Applications due no later than June 24, 2014
- commitment to use of digital information and advanced technology to enhance scholarship, intellectual productivity and public life;
- interest in the civic responsibilities of information professionals and a commitment to democratic values;
- positive and creative approach to overcoming personal, technological, and bureaucratic challenges, and
- humor, vision, humanity, and imagination.
Two fellowships will be awarded in 2014:
- One to a doctoral/PhD student in the amount of $5,000 per year, to be awarded two consecutive years.
- One to a master’s student in the amount of $2,500 per year, to be awarded two consecutive years.
What Fellowship Recipients Say About the Award:
Jessica A. Koepfler received the Peters fellowship in 2010 and she completed her degree in 2014. She now serves as Director of Design Research & Strategy at Intuitive Company, a user-centered research, design, and development firm. On winning the award, Jes wrote, “The fellowship provided a source of funding that allowed me to commit myself to a ‘fringe’ topic like the study of values within the context of homelessness. Without the funding, I would have been beholden to a topic that my advisor was funded in rather than getting to be creative and do something I was truly passionate about. The award is also quite prestigious and put a spotlight on me early on in my program, which had the snow ball effect of people noticing me. This very likely impacted the number of great opportunities that came my way throughout my program and academic career. I am truly grateful for the fellowship and credit it with being very instrumental to me particularly in those early years of my PhD program.”
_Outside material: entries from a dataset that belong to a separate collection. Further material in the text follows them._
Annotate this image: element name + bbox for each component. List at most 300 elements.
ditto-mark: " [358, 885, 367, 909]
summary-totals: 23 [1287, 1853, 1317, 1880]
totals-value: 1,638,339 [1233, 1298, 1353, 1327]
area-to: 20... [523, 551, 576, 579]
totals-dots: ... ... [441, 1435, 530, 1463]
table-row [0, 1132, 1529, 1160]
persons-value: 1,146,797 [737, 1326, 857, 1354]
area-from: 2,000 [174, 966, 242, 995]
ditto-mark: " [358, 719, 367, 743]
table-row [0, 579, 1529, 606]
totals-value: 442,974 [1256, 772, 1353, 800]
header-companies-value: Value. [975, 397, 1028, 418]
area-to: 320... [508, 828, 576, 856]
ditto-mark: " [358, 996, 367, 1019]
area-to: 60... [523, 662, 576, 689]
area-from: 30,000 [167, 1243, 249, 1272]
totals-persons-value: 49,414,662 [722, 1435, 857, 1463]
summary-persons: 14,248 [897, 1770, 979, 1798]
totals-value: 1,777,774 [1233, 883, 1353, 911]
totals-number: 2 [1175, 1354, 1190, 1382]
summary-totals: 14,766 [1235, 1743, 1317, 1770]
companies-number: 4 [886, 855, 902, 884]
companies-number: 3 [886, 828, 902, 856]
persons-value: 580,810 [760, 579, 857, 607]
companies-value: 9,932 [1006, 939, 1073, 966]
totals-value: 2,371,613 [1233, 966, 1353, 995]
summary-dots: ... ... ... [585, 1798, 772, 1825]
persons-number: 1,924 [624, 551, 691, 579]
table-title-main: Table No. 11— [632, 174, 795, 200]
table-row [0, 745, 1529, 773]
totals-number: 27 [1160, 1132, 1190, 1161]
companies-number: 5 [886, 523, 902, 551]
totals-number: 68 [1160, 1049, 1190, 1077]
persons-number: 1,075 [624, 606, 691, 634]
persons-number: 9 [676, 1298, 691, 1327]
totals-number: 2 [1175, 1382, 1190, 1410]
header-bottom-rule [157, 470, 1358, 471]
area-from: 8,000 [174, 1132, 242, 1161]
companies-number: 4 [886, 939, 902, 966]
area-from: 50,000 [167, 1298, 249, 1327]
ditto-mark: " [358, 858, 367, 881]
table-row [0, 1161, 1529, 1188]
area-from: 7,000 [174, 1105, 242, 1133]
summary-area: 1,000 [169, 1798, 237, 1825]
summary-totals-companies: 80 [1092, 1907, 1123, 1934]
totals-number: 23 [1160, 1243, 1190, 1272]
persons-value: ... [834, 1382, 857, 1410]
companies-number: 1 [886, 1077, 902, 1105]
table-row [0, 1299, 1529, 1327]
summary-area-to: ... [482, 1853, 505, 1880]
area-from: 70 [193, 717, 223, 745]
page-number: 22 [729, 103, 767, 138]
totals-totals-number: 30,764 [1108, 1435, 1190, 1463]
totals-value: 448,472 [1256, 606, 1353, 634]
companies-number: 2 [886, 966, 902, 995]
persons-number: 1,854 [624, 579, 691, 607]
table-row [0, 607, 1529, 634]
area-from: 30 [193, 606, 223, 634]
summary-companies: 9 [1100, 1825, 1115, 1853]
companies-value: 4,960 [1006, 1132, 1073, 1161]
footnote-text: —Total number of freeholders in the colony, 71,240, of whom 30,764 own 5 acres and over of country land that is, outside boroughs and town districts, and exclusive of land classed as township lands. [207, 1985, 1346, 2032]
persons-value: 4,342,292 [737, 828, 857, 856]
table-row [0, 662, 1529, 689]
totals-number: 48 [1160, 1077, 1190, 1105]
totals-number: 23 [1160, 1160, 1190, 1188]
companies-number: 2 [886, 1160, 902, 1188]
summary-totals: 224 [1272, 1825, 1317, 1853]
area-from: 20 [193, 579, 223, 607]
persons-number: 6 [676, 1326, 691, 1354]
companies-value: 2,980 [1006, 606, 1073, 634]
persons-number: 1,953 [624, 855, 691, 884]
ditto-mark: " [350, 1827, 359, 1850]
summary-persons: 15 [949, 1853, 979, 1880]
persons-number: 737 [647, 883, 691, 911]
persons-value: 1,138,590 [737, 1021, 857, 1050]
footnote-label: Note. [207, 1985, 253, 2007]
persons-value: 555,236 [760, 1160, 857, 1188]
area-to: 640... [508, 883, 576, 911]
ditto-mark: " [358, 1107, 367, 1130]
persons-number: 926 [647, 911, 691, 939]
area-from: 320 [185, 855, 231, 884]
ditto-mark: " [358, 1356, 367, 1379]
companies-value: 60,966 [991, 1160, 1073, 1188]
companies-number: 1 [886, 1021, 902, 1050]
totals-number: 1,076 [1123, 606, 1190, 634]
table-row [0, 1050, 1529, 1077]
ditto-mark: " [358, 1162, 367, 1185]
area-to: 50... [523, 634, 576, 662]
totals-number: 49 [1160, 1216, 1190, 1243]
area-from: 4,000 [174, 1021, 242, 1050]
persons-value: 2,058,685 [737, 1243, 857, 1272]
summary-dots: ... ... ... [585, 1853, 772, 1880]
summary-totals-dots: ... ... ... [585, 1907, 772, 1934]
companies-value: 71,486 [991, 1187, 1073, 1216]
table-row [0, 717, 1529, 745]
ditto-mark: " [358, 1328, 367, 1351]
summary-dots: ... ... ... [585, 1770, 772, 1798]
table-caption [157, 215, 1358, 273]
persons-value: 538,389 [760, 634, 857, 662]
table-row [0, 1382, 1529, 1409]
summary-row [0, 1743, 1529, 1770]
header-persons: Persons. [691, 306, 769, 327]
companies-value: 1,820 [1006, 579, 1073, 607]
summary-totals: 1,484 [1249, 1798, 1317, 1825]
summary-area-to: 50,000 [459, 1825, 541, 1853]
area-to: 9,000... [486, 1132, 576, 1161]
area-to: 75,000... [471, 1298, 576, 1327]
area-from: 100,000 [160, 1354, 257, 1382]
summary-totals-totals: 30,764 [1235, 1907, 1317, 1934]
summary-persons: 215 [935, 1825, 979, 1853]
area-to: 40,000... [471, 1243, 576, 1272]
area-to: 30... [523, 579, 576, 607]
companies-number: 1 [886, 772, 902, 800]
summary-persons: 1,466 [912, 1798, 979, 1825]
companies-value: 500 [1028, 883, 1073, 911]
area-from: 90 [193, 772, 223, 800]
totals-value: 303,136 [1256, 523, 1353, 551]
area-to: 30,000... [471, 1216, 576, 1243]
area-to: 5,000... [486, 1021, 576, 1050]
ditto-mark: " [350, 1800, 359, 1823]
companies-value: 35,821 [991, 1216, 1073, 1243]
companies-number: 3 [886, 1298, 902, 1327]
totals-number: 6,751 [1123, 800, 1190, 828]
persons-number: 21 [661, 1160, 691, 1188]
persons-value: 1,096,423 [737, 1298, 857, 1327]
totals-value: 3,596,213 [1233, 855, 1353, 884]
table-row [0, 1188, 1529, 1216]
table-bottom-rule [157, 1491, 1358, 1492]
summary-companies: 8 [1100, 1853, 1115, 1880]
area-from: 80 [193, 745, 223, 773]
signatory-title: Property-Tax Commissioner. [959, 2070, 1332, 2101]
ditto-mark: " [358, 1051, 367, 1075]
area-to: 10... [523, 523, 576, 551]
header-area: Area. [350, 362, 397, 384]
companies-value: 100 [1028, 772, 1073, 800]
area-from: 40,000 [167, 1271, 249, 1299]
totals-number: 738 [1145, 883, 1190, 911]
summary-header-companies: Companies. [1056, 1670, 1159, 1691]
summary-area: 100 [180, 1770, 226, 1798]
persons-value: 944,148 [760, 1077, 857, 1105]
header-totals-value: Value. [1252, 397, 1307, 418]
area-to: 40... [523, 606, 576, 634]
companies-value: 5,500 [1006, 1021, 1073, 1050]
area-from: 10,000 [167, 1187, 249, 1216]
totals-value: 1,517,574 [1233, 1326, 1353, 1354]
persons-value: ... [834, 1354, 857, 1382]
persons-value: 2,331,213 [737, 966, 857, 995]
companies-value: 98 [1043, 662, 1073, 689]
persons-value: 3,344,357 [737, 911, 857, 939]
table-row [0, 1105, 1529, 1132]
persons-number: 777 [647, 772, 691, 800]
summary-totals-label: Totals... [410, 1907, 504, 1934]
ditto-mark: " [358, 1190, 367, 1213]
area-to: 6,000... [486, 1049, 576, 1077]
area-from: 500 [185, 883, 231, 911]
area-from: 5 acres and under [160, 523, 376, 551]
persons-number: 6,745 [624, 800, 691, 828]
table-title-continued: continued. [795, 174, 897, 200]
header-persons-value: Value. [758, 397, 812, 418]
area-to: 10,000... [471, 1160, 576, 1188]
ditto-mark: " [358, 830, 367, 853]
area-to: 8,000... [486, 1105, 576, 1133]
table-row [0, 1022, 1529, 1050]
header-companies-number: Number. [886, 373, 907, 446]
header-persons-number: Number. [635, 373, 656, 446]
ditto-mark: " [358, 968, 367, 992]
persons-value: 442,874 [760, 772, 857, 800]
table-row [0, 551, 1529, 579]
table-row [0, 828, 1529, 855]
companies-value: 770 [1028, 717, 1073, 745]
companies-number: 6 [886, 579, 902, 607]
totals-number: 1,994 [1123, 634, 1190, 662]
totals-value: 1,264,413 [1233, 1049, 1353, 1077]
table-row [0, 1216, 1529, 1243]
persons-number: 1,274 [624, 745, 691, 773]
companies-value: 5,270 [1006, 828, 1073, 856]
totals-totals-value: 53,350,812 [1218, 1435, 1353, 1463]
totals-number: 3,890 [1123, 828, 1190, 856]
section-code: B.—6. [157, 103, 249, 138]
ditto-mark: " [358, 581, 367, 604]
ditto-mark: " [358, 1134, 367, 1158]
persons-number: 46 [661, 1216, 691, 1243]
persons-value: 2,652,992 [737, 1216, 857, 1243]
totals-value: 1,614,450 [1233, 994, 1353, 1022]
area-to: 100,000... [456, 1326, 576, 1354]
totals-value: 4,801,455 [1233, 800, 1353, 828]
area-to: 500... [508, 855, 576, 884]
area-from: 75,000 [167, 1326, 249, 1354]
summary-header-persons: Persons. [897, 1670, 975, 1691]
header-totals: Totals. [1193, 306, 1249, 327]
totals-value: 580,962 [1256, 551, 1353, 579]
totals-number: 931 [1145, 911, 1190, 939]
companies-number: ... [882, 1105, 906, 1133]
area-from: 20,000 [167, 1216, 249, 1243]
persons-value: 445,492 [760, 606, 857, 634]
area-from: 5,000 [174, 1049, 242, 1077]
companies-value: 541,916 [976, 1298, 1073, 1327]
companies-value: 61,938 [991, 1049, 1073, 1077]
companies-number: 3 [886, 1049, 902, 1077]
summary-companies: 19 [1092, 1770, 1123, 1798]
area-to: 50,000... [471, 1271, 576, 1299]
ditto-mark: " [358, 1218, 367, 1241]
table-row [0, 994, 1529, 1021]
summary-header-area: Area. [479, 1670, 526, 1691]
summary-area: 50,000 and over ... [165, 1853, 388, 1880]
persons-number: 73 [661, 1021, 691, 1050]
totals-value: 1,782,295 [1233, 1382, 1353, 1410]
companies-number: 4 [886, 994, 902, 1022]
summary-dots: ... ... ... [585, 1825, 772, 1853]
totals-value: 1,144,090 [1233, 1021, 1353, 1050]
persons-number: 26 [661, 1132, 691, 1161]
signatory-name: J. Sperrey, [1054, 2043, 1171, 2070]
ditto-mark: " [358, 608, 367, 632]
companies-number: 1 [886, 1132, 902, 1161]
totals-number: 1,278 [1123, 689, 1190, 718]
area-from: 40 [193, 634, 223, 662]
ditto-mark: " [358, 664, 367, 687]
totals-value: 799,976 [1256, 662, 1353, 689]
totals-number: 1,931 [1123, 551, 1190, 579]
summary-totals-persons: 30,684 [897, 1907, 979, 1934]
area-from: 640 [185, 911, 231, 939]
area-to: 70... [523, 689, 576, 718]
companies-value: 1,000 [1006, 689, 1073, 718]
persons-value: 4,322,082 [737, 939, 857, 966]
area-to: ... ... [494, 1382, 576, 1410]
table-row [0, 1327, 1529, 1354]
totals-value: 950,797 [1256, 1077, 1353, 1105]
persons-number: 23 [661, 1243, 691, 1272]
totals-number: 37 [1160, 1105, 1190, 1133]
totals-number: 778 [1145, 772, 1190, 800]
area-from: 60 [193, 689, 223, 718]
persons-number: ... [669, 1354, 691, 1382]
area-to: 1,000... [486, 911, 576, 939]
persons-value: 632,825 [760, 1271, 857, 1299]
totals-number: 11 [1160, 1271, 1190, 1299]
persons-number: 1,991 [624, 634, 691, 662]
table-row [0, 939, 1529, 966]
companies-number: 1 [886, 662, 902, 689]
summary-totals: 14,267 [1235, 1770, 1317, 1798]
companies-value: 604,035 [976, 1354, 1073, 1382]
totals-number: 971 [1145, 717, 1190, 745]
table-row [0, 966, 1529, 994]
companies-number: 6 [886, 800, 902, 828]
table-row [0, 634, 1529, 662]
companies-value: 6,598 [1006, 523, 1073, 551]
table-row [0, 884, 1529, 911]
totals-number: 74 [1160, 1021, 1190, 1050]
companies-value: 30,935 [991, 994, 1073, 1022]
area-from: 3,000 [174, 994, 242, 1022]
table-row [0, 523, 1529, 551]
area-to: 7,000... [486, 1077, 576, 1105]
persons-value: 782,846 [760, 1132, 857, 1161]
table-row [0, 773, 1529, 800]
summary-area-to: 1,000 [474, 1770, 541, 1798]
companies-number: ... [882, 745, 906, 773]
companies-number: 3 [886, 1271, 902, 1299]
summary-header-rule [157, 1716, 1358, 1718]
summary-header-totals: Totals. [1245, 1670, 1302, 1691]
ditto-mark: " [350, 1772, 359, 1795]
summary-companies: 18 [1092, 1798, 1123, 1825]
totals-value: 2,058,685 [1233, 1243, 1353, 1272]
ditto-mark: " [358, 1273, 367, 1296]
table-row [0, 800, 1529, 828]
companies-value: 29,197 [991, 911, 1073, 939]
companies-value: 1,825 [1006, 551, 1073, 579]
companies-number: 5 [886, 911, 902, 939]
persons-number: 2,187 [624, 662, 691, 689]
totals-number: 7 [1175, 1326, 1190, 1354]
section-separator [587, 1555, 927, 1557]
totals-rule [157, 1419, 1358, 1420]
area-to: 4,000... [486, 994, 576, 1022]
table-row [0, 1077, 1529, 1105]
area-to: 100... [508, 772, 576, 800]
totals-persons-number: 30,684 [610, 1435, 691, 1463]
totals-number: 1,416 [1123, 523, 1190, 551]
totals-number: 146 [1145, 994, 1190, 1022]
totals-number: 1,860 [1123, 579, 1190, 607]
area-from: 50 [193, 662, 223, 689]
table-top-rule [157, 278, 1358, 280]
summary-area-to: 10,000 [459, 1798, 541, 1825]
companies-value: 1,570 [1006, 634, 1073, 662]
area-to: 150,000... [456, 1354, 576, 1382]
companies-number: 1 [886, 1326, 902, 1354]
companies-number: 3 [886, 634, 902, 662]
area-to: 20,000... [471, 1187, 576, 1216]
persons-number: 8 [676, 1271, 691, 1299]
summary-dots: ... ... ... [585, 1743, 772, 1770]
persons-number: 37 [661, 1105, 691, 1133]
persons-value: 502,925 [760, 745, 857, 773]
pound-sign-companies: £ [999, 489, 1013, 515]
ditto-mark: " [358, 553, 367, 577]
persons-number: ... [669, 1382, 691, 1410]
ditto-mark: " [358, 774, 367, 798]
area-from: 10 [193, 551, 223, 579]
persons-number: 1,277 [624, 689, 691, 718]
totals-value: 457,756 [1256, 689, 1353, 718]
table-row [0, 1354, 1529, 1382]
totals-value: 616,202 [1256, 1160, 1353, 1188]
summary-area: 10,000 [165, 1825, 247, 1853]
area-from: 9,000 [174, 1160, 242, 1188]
“The characteristics that have often been associated with Paul–positivity, creativity, humor, vision, humanity, and imagination–are, I hope, dimensions that I also bring to the work that I do as a scholar and as a teacher, ” wrote Phillip Edwards, 2004 fellowship recipient and currently at the Center for Teaching Excellence at Virginia Commonwealth University. Edwards credits the award with helping to broaden his professional horizons as a student: “Because of this funding, I was able to travel to conferences which I would have otherwise been unable to attend, and the interactions I had among other researchers and practitioners at these gatherings have been more valuable than I could have ever imagined.”
Cal Lee, who received the first Peters Fellowship, is currently Associate Professor at the School of Information and Library Science at the University of North Carolina, Chapel Hill, where he teaches classes for graduate and undergraduate students, as well as continuing professional education workshops, in a variety of subjects, including archival administration, records management, digital curation, understanding information technology for managing digital collections, and the construction of digital repository rules.